Our study did have some limitations which may have caused the overlaps between the hemodynamic indices at various Gleason score levels. First, the contrast-enhanced ultrasonography was performed with an endfire probe, while the prostate biopsy was performed with a biplane probe. The probe transfer increased the likelihood of introducing localization errors. Second, the ROIs averaging with surrounding tissue might have contributed to scatter in the hemodynamic indices, especially in smaller lesions. Third, although the pressure of the transrectal probe was controlled to a minimum by the elimination of gas between the rectal wall and the probe to obtain more perfusion of the paramidline segment, relative hypovascularity in the prostate cancer lesions of paramidline segment was observed in some cases. This can be partially attributed to the near-field effect, which is difficult to avoid. Finally, the arrival and distribution of contrast-enhanced blood to the prostate gland is affected by the circulation system of each patient, which cannot be controlled and represents a source of variation in the results.
Moreover, in our study, the biopsy Gleason score was used to correlate with the CPS indices. Although a prostate biopsy Gleason score is widely used in assessing prostate cancer aggressiveness, a biopsy specimen still represents a limitation for the assessment of all cancer sites and grades. Gleason score is sometimes under or upgraded after radical prostatectomy (17, 18). However, the result of this present study was based on the correlation between the ROI and biopsy site, not all the cancer lesions, thus was less affected by under or upgrading.

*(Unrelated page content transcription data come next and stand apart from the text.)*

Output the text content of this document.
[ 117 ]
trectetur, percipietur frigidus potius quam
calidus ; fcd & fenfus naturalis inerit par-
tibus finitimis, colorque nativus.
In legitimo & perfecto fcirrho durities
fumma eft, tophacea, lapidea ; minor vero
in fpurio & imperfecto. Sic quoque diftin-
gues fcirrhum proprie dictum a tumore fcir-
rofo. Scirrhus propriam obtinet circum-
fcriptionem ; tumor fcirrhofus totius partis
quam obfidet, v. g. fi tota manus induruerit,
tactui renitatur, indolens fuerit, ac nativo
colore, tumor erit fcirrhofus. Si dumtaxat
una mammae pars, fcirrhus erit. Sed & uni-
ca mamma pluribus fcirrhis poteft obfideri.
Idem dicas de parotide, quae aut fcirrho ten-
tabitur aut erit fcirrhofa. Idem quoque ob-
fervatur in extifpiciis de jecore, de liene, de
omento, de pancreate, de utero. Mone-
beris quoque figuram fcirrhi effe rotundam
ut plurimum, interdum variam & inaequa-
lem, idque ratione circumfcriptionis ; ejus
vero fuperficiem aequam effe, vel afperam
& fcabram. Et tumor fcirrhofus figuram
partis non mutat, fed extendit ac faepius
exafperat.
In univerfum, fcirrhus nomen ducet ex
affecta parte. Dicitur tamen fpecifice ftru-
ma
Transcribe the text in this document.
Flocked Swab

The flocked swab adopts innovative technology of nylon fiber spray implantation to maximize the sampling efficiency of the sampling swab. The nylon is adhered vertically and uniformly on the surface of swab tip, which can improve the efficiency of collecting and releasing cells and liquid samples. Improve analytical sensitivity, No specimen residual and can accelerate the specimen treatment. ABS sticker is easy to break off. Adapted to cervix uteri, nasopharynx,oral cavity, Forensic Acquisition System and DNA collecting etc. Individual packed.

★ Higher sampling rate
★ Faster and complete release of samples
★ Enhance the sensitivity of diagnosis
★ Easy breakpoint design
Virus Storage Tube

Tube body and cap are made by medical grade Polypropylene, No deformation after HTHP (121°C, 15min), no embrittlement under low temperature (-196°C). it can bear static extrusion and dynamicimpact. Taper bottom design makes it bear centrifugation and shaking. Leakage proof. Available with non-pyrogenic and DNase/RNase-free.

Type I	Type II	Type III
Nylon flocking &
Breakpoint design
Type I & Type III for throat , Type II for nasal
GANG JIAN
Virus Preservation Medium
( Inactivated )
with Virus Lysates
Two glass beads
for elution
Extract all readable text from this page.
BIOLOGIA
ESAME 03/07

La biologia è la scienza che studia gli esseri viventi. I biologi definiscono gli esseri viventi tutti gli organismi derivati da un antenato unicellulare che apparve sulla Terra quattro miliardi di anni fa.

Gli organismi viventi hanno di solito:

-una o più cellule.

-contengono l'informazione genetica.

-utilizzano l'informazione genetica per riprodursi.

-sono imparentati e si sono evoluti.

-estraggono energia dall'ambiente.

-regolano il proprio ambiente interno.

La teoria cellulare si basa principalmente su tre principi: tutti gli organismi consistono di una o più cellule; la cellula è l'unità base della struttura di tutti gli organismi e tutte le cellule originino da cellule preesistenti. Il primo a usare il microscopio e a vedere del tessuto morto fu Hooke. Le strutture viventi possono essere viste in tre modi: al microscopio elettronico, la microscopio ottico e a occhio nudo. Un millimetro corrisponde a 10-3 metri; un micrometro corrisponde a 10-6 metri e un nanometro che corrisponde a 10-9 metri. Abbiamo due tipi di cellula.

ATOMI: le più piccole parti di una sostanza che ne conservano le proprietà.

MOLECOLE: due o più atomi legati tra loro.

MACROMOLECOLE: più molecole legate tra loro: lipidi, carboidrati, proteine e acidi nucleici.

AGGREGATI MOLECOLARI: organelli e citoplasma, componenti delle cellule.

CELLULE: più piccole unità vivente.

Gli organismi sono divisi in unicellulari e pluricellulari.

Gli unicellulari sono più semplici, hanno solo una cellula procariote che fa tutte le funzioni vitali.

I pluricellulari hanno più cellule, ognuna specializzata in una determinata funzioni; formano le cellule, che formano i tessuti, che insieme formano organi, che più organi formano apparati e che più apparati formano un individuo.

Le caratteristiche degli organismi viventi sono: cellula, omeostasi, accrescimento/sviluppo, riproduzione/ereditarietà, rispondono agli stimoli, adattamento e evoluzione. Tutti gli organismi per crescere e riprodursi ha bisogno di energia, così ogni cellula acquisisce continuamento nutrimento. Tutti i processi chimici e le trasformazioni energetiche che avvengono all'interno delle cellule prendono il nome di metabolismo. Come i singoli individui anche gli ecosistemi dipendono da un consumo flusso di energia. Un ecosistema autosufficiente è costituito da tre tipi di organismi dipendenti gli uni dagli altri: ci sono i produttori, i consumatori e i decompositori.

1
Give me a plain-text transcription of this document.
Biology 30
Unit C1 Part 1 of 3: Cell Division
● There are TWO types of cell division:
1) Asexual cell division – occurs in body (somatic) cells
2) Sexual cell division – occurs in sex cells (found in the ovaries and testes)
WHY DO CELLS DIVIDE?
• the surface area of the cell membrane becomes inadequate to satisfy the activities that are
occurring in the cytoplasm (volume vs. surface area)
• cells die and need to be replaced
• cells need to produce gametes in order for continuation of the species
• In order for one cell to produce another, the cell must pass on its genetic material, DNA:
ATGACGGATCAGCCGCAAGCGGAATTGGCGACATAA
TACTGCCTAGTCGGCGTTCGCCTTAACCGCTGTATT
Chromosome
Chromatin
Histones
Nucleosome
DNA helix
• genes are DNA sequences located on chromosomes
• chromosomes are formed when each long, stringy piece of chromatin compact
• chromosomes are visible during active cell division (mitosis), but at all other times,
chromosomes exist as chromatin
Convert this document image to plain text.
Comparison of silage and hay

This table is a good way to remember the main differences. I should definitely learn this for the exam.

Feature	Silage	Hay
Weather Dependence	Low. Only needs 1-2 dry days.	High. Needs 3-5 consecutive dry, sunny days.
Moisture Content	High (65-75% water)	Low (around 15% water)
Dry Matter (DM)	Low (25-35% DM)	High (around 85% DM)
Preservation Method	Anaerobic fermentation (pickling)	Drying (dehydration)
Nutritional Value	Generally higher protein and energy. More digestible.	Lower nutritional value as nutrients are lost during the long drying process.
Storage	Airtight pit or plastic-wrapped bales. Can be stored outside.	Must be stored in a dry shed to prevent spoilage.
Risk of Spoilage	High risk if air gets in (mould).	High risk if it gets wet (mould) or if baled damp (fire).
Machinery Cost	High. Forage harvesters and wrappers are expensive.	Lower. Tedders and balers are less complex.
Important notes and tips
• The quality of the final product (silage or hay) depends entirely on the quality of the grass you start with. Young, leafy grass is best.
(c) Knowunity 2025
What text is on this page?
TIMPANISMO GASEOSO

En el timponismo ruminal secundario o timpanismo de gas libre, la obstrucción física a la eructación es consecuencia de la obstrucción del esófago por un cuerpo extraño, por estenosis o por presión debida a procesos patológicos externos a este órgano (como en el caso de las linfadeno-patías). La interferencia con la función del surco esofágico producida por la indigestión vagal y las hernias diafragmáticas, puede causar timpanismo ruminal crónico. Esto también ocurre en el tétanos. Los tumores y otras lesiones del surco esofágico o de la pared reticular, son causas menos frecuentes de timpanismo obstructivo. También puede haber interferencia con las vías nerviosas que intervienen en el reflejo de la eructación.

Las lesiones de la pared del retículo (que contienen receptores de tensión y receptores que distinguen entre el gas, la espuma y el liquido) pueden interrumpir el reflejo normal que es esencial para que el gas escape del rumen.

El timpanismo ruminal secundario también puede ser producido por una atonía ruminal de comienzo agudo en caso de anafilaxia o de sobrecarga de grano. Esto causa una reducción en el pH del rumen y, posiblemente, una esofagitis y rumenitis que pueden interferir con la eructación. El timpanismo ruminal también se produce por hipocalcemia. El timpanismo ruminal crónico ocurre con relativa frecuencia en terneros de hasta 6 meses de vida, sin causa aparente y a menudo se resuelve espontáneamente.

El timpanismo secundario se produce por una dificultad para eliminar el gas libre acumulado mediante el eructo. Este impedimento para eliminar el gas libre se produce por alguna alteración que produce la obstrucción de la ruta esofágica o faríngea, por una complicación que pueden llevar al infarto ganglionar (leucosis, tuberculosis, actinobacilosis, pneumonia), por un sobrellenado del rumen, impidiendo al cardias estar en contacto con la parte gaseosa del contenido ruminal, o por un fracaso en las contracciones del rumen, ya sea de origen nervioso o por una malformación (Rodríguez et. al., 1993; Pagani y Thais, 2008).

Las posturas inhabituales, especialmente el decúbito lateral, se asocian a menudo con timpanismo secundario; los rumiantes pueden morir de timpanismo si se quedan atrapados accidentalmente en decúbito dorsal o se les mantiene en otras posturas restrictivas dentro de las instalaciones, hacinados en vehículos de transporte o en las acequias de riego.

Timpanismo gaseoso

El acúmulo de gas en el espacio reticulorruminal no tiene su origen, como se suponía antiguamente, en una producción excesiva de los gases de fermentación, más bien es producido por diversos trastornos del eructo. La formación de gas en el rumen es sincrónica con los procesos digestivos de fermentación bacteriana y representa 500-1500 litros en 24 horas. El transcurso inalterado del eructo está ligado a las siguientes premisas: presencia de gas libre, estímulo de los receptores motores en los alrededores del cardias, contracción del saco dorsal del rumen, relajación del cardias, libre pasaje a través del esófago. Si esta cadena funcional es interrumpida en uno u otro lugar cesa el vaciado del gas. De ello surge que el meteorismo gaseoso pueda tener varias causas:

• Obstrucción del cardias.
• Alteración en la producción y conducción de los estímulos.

In conclusion, CPS harmonic ultrasonography can be used to image the hemodynamic behavior of prostate cancer and the CPS imaging indices correlate with the pathologic Gleason scores. Although there are overlaps between hemodynamic indices at various Gleason score levels, the results still suggests a measurable potential for the use of CPS harmonic ultrasonography for the assessment of noninvasive prostate cancer aggressiveness.